As outrage continues to simmer over United Airlines’ (UAL) violent removal of a passenger from an overbooked flight, some Delta Air Lines (DAL) crew members have a unique vantage point: They worry the incident is overshadowing their company’s recent system failure.
Some believe the United passenger controversy has shifted the spotlight from what they see as their company’s poor handling of, when 4,000 Delta flights were cancelled after fierce storms rocked the airline’s Atlanta hub.
As a Delta traveler, I suffered and plodded through some of the interminable delays, and I spoke with a handful of Delta staffers after the worst of the cancellations had subsided.
“I don’t wish anybody harm,” one New York-based Delta flight attendant said of the United incident, “but it took us off of the front page.”
A number of flight attendants, still palpably angry with Delta for last week’s disarray, worried that with diminished social media scrutiny, executives would be less inclined to correct internal problems, many of which hindered a speedier resolution of the crisis.
“Our CEO only sent something around to employees yesterday,” another said during my Tuesday flight’s beverage service, referring to Ed Bastian, the airline’s top executive. She detailed being stranded in Los Angeles for nine hours last week with no accommodations. “I still don’t feel like any of my concerns have been addressed.”
She ultimately found a place to stay without the help of a manager.

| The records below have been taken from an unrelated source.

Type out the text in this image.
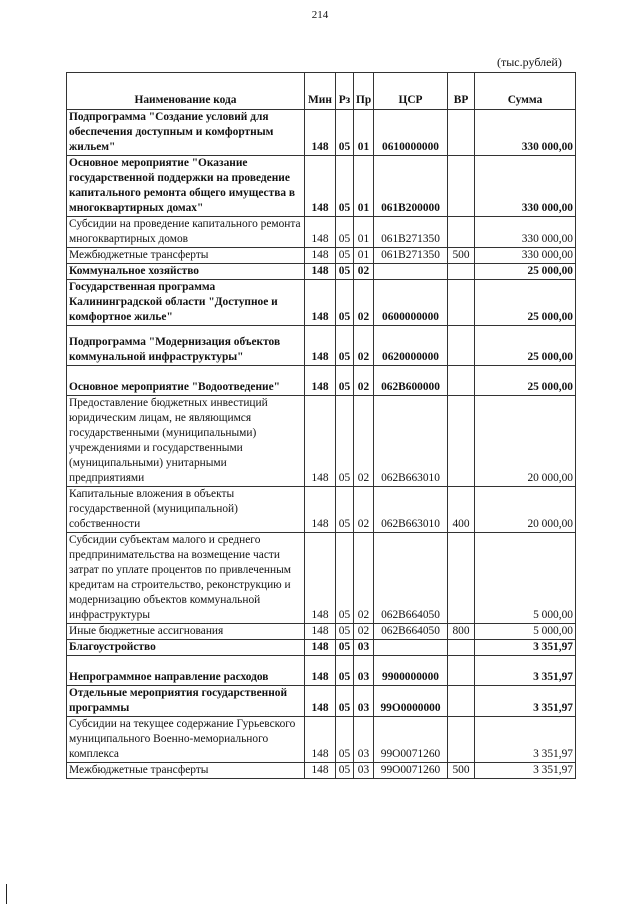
214
(тыс.рублей)
Наименование кода	Мин	Рз	Пр	ЦСР	ВР	Сумма
Подпрограмма "Создание условий для обеспечения доступным и комфортным жильем"	148	05	01	0610000000		330 000,00
Основное мероприятие "Оказание государственной поддержки на проведение капитального ремонта общего имущества в многоквартирных домах"	148	05	01	061B200000		330 000,00
Субсидии на проведение капитального ремонта многоквартирных домов	148	05	01	061B271350		330 000,00
Межбюджетные трансферты	148	05	01	061B271350	500	330 000,00
Коммунальное хозяйство	148	05	02			25 000,00
Государственная программа Калининградской области "Доступное и комфортное жилье"	148	05	02	0600000000		25 000,00
Подпрограмма "Модернизация объектов коммунальной инфраструктуры"	148	05	02	0620000000		25 000,00
Основное мероприятие "Водоотведение"	148	05	02	062B600000		25 000,00
Предоставление бюджетных инвестиций юридическим лицам, не являющимся государственными (муниципальными) учреждениями и государственными (муниципальными) унитарными предприятиями	148	05	02	062B663010		20 000,00
Капитальные вложения в объекты государственной (муниципальной) собственности	148	05	02	062B663010	400	20 000,00
Субсидии субъектам малого и среднего предпринимательства на возмещение части затрат по уплате процентов по привлеченным кредитам на строительство, реконструкцию и модернизацию объектов коммунальной инфраструктуры	148	05	02	062B664050		5 000,00
Иные бюджетные ассигнования	148	05	02	062B664050	800	5 000,00
Благоустройство	148	05	03			3 351,97
Непрограммное направление расходов	148	05	03	9900000000		3 351,97
Отдельные мероприятия государственной программы	148	05	03	99О0000000		3 351,97
Субсидии на текущее содержание Гурьевского муниципального Военно-мемориального комплекса	148	05	03	99О0071260		3 351,97
Межбюджетные трансферты	148	05	03	99О0071260	500	3 351,97
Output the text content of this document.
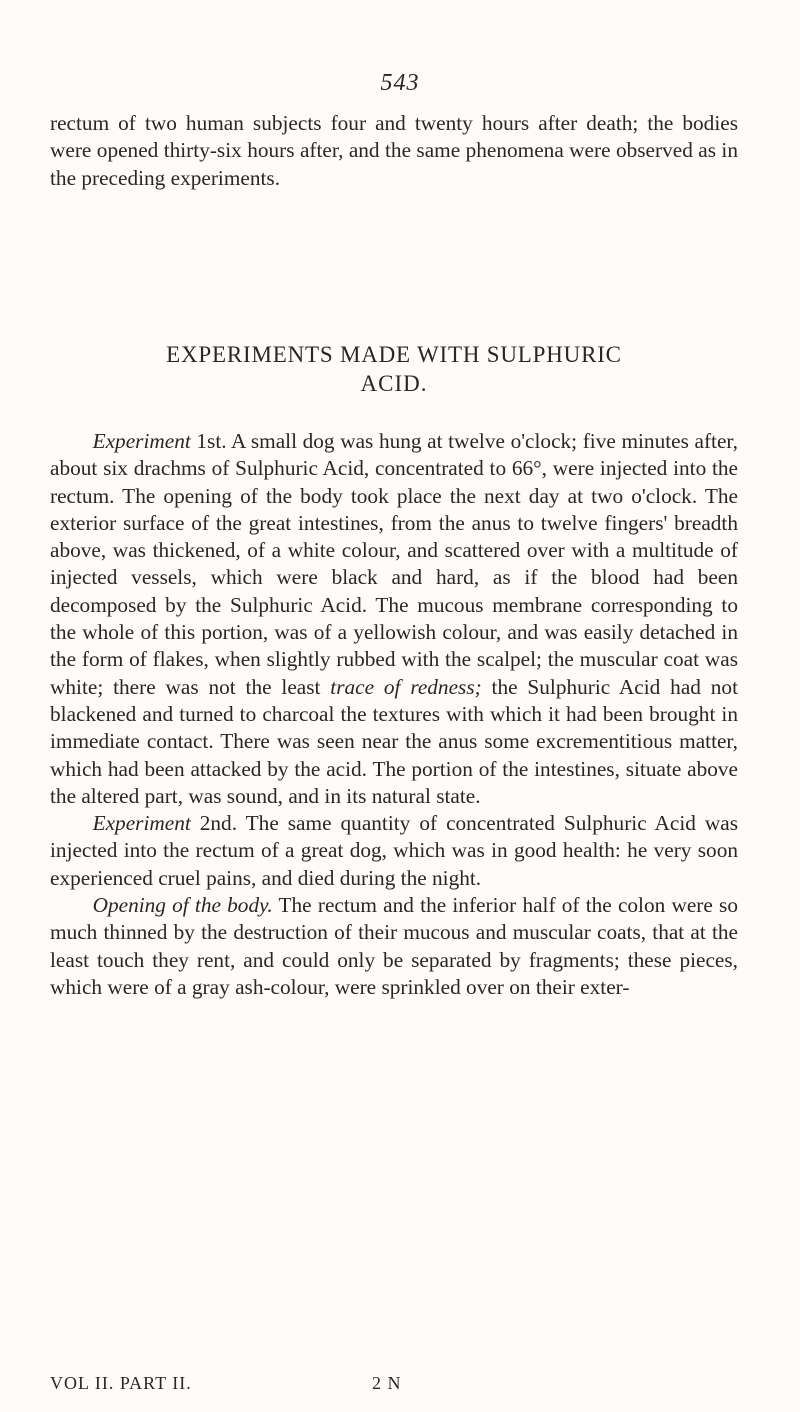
543

rectum of two human subjects four and twenty hours after death; the bodies were opened thirty-six hours after, and the same phenomena were observed as in the preceding experiments.

EXPERIMENTS MADE WITH SULPHURIC
ACID.

Experiment 1st. A small dog was hung at twelve o'clock; five minutes after, about six drachms of Sulphuric Acid, concentrated to 66°, were injected into the rectum. The opening of the body took place the next day at two o'clock. The exterior surface of the great intestines, from the anus to twelve fingers' breadth above, was thickened, of a white colour, and scattered over with a multitude of injected vessels, which were black and hard, as if the blood had been decomposed by the Sulphuric Acid. The mucous membrane corresponding to the whole of this portion, was of a yellowish colour, and was easily detached in the form of flakes, when slightly rubbed with the scalpel; the muscular coat was white; there was not the least trace of redness; the Sulphuric Acid had not blackened and turned to charcoal the textures with which it had been brought in immediate contact. There was seen near the anus some excrementitious matter, which had been attacked by the acid. The portion of the intestines, situate above the altered part, was sound, and in its natural state.

Experiment 2nd. The same quantity of concentrated Sulphuric Acid was injected into the rectum of a great dog, which was in good health: he very soon experienced cruel pains, and died during the night.

Opening of the body. The rectum and the inferior half of the colon were so much thinned by the destruction of their mucous and muscular coats, that at the least touch they rent, and could only be separated by fragments; these pieces, which were of a gray ash-colour, were sprinkled over on their exter-

VOL II. PART II.	2 N
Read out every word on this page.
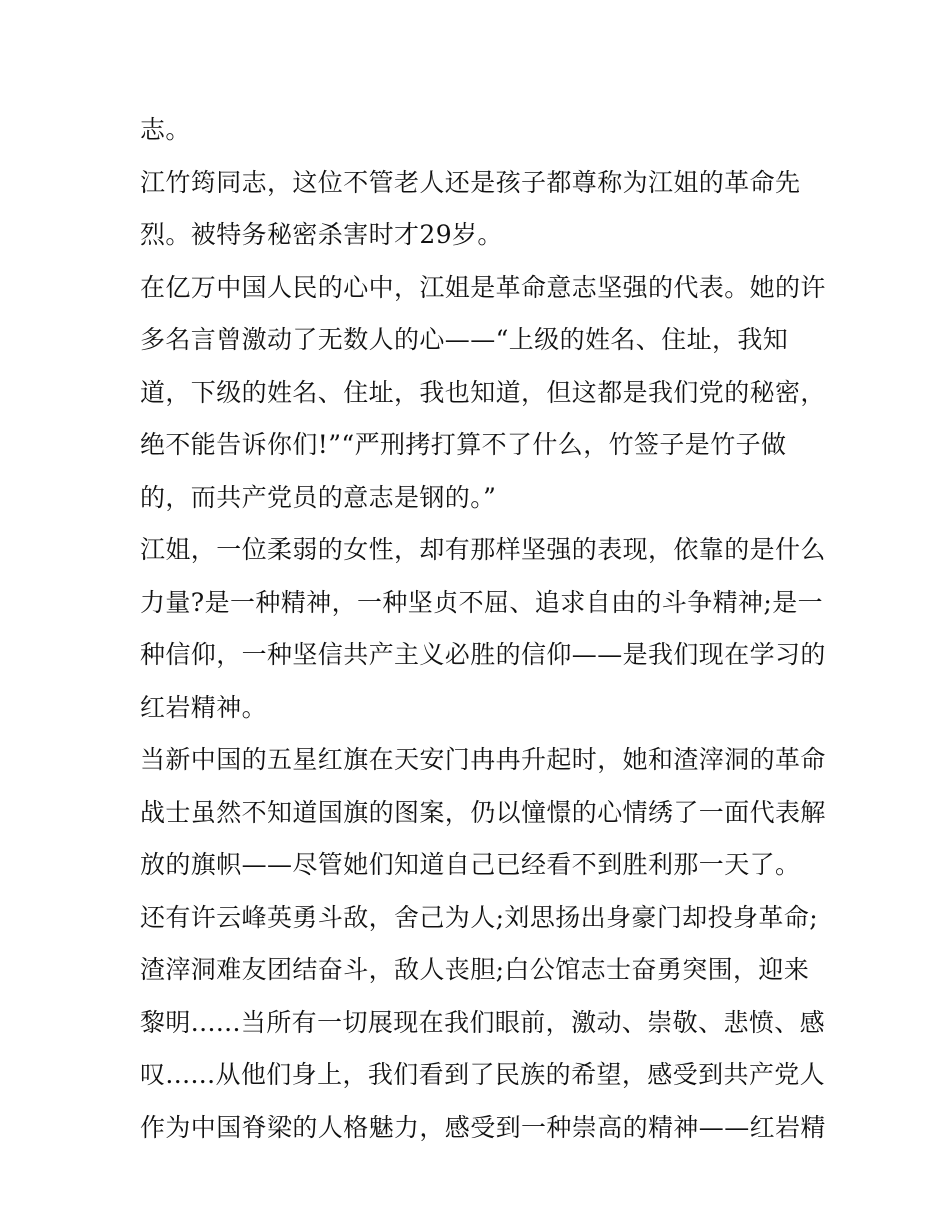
志。
江竹筠同志，这位不管老人还是孩子都尊称为江姐的革命先
烈。被特务秘密杀害时才29岁。
在亿万中国人民的心中，江姐是革命意志坚强的代表。她的许
多名言曾激动了无数人的心——“上级的姓名、住址，我知
道，下级的姓名、住址，我也知道，但这都是我们党的秘密，
绝不能告诉你们!”“严刑拷打算不了什么，竹签子是竹子做
的，而共产党员的意志是钢的。”
江姐，一位柔弱的女性，却有那样坚强的表现，依靠的是什么
力量?是一种精神，一种坚贞不屈、追求自由的斗争精神;是一
种信仰，一种坚信共产主义必胜的信仰——是我们现在学习的
红岩精神。
当新中国的五星红旗在天安门冉冉升起时，她和渣滓洞的革命
战士虽然不知道国旗的图案，仍以憧憬的心情绣了一面代表解
放的旗帜——尽管她们知道自己已经看不到胜利那一天了。
还有许云峰英勇斗敌，舍己为人;刘思扬出身豪门却投身革命;
渣滓洞难友团结奋斗，敌人丧胆;白公馆志士奋勇突围，迎来
黎明......当所有一切展现在我们眼前，激动、崇敬、悲愤、感
叹......从他们身上，我们看到了民族的希望，感受到共产党人
作为中国脊梁的人格魅力，感受到一种崇高的精神——红岩精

Predictably, it did not take much digging to find that festering frustration extended beyond members of my flight crew. One longtime flight attendant, Carolann Foulds, asked in a Facebook comment: “How is this accepted as normal?”
“We are literally lost in the system,” a Georgia-based Delta flight attendant posted on Facebook. He described himself as “furious” at the airline.
Delta, in its first quarter earnings report Wednesday, said last week’s mess would cost it $125 million in pretax income.
Like thousands of other travelers last week, my series of complications began last Friday evening, when I was slated to fly out from New York’s John F. Kennedy International Airport. The Delta terminal looked something like post-apocalyptic transportation bedlam. Would-be spring breakers were splayed across tandem chairs. Bars were conspicuously packed at 10 p.m. Travelers paced robotically on moving walkways, both eminently bored and frustrated, shuffling back and forth until they collapsed into seats.
My 9 p.m. flight to Los Angeles was hit with one delay, then a second, then a third, until Delta Flight 427 finally departed around midnight. Passengers deplaned at 3 a.m. California time.
I had known then that a series of mid-week southern storms led to a cascade of breakdowns throughout the Delta system. The weather forced a ground-stop at Atlanta’s Hartsfield-Jackson International Airport, which then snowballed into out-of-position Delta planes and displaced flight crews, leaving a whole heap of very stranded Delta customers.
The cancellations and delays sparked a serious public relations crisis for one of the largest domestic carriers.
But in a few short days, the commercial aviation world turned upside down. That’s why some Delta employees worry that the airline’s top brass will get off scot-free after last week’s woes.
There’s only a finite amount of airline outrage -- short attention spans or 140-character limits may be to blame -- and footage from United Express Flight 3411 has now placed Delta’s rival in the cross-hairs of the internet’s ire.
A video of a shaken, bloodied passenger -- a doctor named David Dao -- is far more shocking than a pack of travelers sitting on an airport floor, griping about their canceled flight to Fort Lauderdale. Travelers impacted by Delta’s chaos can brush off and rebound from a mere flight delay; passengers on 3411 may have to contend with the memory of Dao’s bleeding face and mouth for some time to come.
Delta’s PR dilemma appears quaint in scale when contrasted with United’s tsunami of a problem. On Tuesday afternoon, as I returned to New York, writing this from a Delta economy seat, the harsh public glare -- for now -- was off of the airline.
There was no open discussion of the “elephant in the air” -- the United video -- but as flight attendants distributed complimentary meals to travelers (a new offering on Delta’s transcontinental flights, received by many passengers as a welcome surprise), the plane’s mood was noticeably more jovial than the atmosphere on the Friday flight.
Prodded along by an endless news cycle, and by the convenient timing of another airline’s dire image problem, the country seems to have moved on from last week’s Delta disruption. It appears that Delta crew members, though, have not forgotten.